Dunleavy's Responses:  [I was hoping the audio of Wednesday's hearing would be up  so I could pull out exact words. It wasn't up yesterday when I wrote most of this and I still don't see it today.]
  1. Changing the program to "opt in" for parents and giving school districts the choice to not use it is important because parental rights are being eroded by schools and the government.  Parents need the power to control what their kids learn at school.  Sen.
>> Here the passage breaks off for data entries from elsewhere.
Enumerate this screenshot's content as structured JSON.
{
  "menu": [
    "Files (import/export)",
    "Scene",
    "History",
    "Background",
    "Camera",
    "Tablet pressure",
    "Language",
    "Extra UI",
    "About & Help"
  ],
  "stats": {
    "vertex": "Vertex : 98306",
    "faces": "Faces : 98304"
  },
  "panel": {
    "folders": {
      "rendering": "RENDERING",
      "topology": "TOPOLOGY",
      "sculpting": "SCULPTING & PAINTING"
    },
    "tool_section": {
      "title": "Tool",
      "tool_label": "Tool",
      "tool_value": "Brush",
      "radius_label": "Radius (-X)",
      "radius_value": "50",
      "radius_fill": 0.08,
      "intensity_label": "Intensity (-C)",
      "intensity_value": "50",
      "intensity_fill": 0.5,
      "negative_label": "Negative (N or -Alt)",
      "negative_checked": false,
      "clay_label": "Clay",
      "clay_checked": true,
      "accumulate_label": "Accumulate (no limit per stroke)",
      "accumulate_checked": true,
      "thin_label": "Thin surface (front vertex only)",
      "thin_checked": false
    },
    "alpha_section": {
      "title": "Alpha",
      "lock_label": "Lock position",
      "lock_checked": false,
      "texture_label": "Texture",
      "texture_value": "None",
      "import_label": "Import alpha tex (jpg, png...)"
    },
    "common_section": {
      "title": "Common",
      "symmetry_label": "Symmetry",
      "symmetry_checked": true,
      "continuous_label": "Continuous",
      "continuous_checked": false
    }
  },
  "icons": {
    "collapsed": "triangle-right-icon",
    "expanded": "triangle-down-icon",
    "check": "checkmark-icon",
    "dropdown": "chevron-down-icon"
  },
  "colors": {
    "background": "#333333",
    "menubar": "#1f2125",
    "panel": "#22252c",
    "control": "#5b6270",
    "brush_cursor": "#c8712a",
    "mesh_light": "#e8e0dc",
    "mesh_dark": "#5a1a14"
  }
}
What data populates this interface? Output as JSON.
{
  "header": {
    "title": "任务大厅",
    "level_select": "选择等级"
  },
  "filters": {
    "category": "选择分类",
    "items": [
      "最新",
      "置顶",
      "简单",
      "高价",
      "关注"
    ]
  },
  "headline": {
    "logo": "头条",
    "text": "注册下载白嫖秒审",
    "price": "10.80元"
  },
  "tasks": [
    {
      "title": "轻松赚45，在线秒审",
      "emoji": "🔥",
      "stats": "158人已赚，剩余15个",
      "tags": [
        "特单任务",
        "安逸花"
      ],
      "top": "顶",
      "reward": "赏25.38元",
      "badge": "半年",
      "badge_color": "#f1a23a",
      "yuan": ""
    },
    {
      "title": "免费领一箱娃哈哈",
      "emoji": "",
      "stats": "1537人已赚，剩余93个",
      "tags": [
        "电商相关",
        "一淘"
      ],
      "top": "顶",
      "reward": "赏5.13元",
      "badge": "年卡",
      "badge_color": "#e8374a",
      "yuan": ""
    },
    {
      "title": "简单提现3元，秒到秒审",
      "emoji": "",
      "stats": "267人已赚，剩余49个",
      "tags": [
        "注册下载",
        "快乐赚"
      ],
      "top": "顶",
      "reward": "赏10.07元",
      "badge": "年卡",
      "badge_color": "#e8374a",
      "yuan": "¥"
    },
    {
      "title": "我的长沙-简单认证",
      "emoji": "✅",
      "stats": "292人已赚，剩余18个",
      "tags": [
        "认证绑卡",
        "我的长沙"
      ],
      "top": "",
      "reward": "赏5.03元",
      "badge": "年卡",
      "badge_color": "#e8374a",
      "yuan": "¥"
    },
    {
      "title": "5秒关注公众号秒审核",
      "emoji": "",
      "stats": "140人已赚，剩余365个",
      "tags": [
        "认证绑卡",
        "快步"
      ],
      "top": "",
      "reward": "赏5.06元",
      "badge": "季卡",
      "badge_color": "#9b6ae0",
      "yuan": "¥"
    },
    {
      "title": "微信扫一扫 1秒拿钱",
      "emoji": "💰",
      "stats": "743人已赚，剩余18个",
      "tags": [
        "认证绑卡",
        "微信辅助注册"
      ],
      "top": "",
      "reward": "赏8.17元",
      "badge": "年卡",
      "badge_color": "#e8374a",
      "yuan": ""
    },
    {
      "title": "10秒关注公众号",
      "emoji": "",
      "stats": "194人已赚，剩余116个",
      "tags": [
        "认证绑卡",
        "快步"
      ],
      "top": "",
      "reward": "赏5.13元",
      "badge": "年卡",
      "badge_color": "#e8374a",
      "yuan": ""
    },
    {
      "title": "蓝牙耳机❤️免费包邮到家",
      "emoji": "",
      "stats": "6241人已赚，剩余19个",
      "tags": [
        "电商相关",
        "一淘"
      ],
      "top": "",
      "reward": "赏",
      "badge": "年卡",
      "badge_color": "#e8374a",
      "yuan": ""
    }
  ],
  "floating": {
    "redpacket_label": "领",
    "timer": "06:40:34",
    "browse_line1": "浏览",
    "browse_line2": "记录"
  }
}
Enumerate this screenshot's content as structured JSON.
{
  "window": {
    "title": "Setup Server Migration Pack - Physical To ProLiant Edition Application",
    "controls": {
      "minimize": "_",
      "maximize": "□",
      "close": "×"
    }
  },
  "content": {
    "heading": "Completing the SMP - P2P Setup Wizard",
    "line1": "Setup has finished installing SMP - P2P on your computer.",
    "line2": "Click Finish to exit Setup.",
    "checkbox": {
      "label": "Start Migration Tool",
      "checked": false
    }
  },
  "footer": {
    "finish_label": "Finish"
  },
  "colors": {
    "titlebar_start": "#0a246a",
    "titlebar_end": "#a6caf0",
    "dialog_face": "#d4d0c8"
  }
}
Giessel added at one point, that parental rights don't come from government, but from God.
  2. (Addressing Senator McGuire directly) There is nothing wrong with amending bills, it's how the legislative process works.  You amended the original Erin's Law to add in training on teen dating violence awareness.  I didn't do anything different.  And this bill was delayed in the regular session while you were out of town because of a family emergency.  
    1. All the added sections were important and related to education.  They strengthen parental rights and clear up other issues.  The last part, getting rid of the requirement for schools to offer ACT, SAT, or KeyWorks tests, saves money.  
    2. Here's the legal opinion.  Dunleavy had staffer Sheila Peterson relate a message from Leg Legal on this.   She basically said, if a judge were to rule narrowly, there would be problems.  If broadly interpreted, it would be ok.   I got a copy of the memo on Wednesday, (but I can't find it online for you with the other documents).  I would say Peterson's interpretation was not inaccurate, but rosier than what was written. 

      The memo says in part:
      "In the Governor's proclamation declaring a special session, the subject is limited to consideration of:[T]he passage of bills on the following subjects:
      1.  House Bill 44 - Sexual Abuse/Sexual Assault Prevention Programs, previously under consideration in the Senate and the House . . . ."

      "If the subject is construed narrowly, many of the provisions of the committee substitute you requested would fall outside of the subject, as they are not related to sexual abuse or sexual assault awareness programs. . .

      "If, on the other hand, the scope of the subject is interpreted in accordance with legislative rules regarding germaneness and the constitutional single subject rule, it is likely permissible to include at least some of the provisions you have asked to add to CSHB 44(FIN) through the committee substitute."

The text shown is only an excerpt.